GUY FOURNER: L'homme de Netflix au Canada
Le géant Netflix a maintenant son cheval de Troie. Il arrive aujourd’hui de Washington, piaffant et bien ferré, fin prêt à nous convaincre que son maître n’est pas l’ennemi qu’on imagine.
Ce cheval de Troie, c’est Stéphane Cardin, directeur des politiques publiques de Netflix pour le Canada. Dynamique, intelligent, aussi à l’aise dans l’une et l’autre de nos langues officielles et connaissant le marché sur le bout de ses doigts, l’ex-vice-président du Fonds des médias du Canada* est aussi astucieux qu’Ulysse.
Il n’arrive pas comme le héros grec caché dans un cheval de bois, mais fort d’un trésor de guerre quasi inépuisable. Netflix ne s’estil pas engagé à dépenser 500 millions $ au Canada en cinq ans ? Des « pinottes » en regard des 13 milliards $ qu’il se prépare à investir en séries originales, mais un pactole pour nos producteurs affamés et nos diffuseurs à bout de souffle.
LA CBC A BRISÉ LA GLACE
Notre diffuseur public, la CBC, fut le premier à succomber aux appels de la sirène américaine. Sans l’apport de Netflix, Anne, l’excellent « remake » du roman de Lucy Maud Montgomery, n’aurait pas vu le jour. Pas plus qu’Alias Grace, la minisérie adaptée du roman de Margaret Atwood.
La première offensive de Stéphane Cardin se portera sans doute du côté francophone. Une grosse coproduction Radio-Canada/Netflix avec quelques-unes de nos vedettes clouerait le bec des nombreux détracteurs québécois du Goliath de Reed Hastings.
La présence de Netflix chez nous comme investisseur et distributeur est à première vue une bénédiction. Elle permettra de financer des séries qu’on ne pourrait jamais produire seul. Elle leur assurera surtout une vitrine mondiale.
RICHE COMME NETFLIX
Quand on est aussi riche que Netflix, on ne compte pas. La première saison de The Crown aurait coûté 150 millions $ CAN, soit 15 millions $ par épisode. La deuxième aurait coûté davantage. C’est 15 à 20 fois plus que nos séries. Celles de Netflix ne sont pas toutes produites à ce prix. Heureusement, car ce que Netflix compte investir au Canada ne suffirait pas à produire une seule minisérie par an.
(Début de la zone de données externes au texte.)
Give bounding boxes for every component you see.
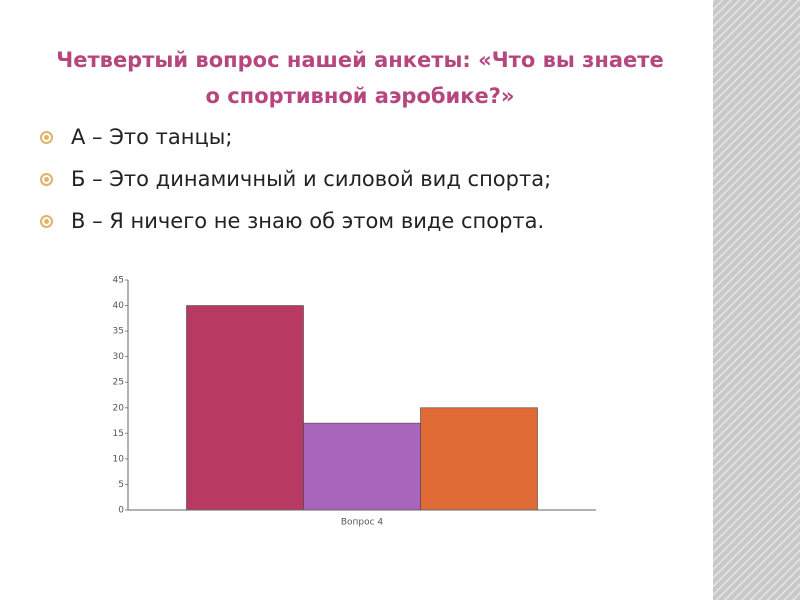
y-tick-label: 45 (113, 276, 124, 286)
bullet-text: В – Я ничего не знаю об этом виде спорта… (71, 209, 545, 233)
y-tick-label: 15 (113, 429, 124, 439)
slide-title: Четвертый вопрос нашей анкеты: «Что вы з… (56, 48, 664, 108)
bar (303, 422, 421, 511)
bullet-text: А – Это танцы; (71, 125, 233, 149)
y-tick-label: 10 (113, 454, 125, 464)
y-tick-label: 35 (113, 327, 124, 337)
y-tick-label: 5 (118, 480, 124, 490)
y-tick-label: 20 (113, 403, 125, 413)
bar (186, 305, 304, 511)
x-tick-label: Вопрос 4 (341, 518, 384, 528)
bullet: А – Это танцы; (40, 116, 551, 158)
bar (420, 407, 538, 511)
bullet-text: Б – Это динамичный и силовой вид спорта; (71, 167, 552, 191)
bullet-list: А – Это танцы; Б – Это динамичный и сило… (40, 116, 551, 242)
y-tick-label: 40 (113, 301, 125, 311)
bullet: В – Я ничего не знаю об этом виде спорта… (40, 200, 551, 242)
chart: 0 5 10 15 20 25 30 35 40 45 Вопрос 4 (113, 276, 596, 528)
decorative-stripe (713, 0, 800, 600)
y-tick-label: 25 (113, 378, 124, 388)
y-tick-label: 0 (118, 506, 124, 516)
bullet: Б – Это динамичный и силовой вид спорта; (40, 158, 551, 200)
y-tick-label: 30 (113, 352, 125, 362)
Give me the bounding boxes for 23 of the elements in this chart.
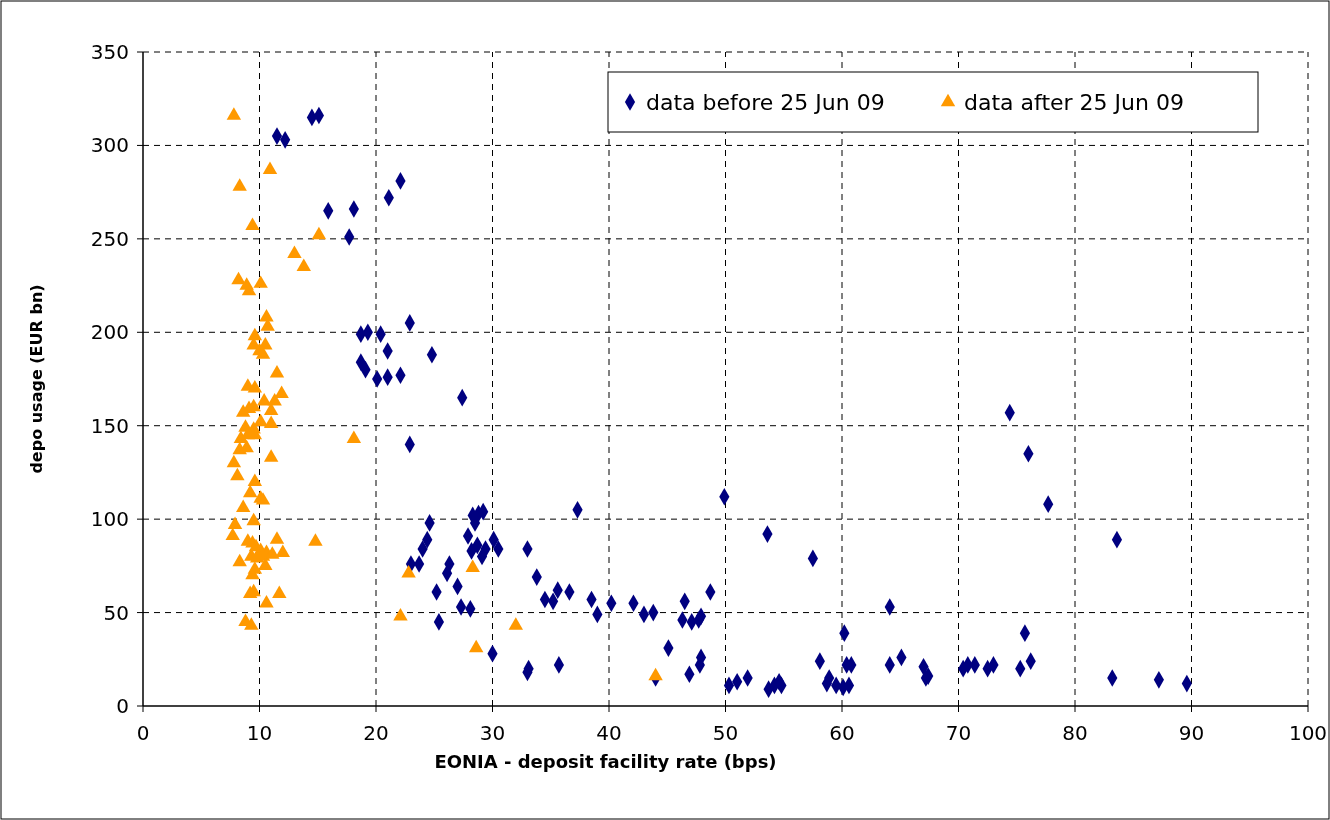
x-axis-title: EONIA - deposit facility rate (bps) <box>434 751 777 772</box>
x-tick-label: 90 <box>1178 721 1205 745</box>
x-tick-label: 70 <box>945 721 972 745</box>
y-axis-title: depo usage (EUR bn) <box>27 284 46 474</box>
y-tick-label: 350 <box>90 40 129 64</box>
y-tick-label: 150 <box>90 413 129 438</box>
x-tick-label: 0 <box>136 721 150 745</box>
x-tick-label: 30 <box>479 721 506 745</box>
y-tick-label: 100 <box>90 507 129 532</box>
legend-label: data after 25 Jun 09 <box>964 89 1184 115</box>
x-tick-label: 100 <box>1288 721 1328 745</box>
x-tick-label: 60 <box>829 721 855 745</box>
x-tick-label: 80 <box>1062 721 1088 745</box>
x-tick-label: 20 <box>363 721 389 745</box>
y-tick-label: 250 <box>90 226 129 251</box>
x-tick-label: 10 <box>246 721 273 745</box>
y-tick-label: 300 <box>90 133 129 158</box>
y-tick-label: 0 <box>116 694 129 718</box>
y-tick-label: 200 <box>90 320 129 345</box>
y-tick-label: 50 <box>103 600 129 625</box>
x-tick-label: 50 <box>712 721 739 745</box>
legend-label: data before 25 Jun 09 <box>646 89 885 115</box>
x-tick-label: 40 <box>596 721 622 745</box>
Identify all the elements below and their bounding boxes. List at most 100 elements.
Ces budgets faramineux ne peuvent qu’alimenter une inflation galopante des coûts de production, rendant à terme nos propres séries hors de portée de nos diffuseurs. Il s’en faut déjà de peu pour que CBC/Radio-Canada soient les seuls réseaux capables de s’offrir des séries comme Murdoch Mysteries, Les pays d’en haut ou Unité 9.
LA PROIE POUR L’OMBRE
Hier, le Globe and Mail publiait une longue déclaration des patrons de quatre sociétés de technologie du Québec, dont Stingray d’Éric Boyco, dénonçant les effets pervers de l’aide gouvernementale à des sociétés étrangères comme Warner et Ubisoft, qui paient peu ou pas d’impôt chez nous. Sans compter que les crédits qu’elles touchent pour les emplois créés contribuent à assécher notre réservoir de main-d’oeuvre qualifiée.
Si Netflix et ses semblables bénéficient des mêmes aides financières que nos producteurs, ceux-ci se retrouveront vite dans la même situation désavantageuse que nos sociétés canadiennes de technologie.
Nous aurons alors, encore une fois, lâché la proie pour l’ombre.
* Par souci de transparence, notez que je fais partie du conseil d’administration du Fonds des médias du Canada.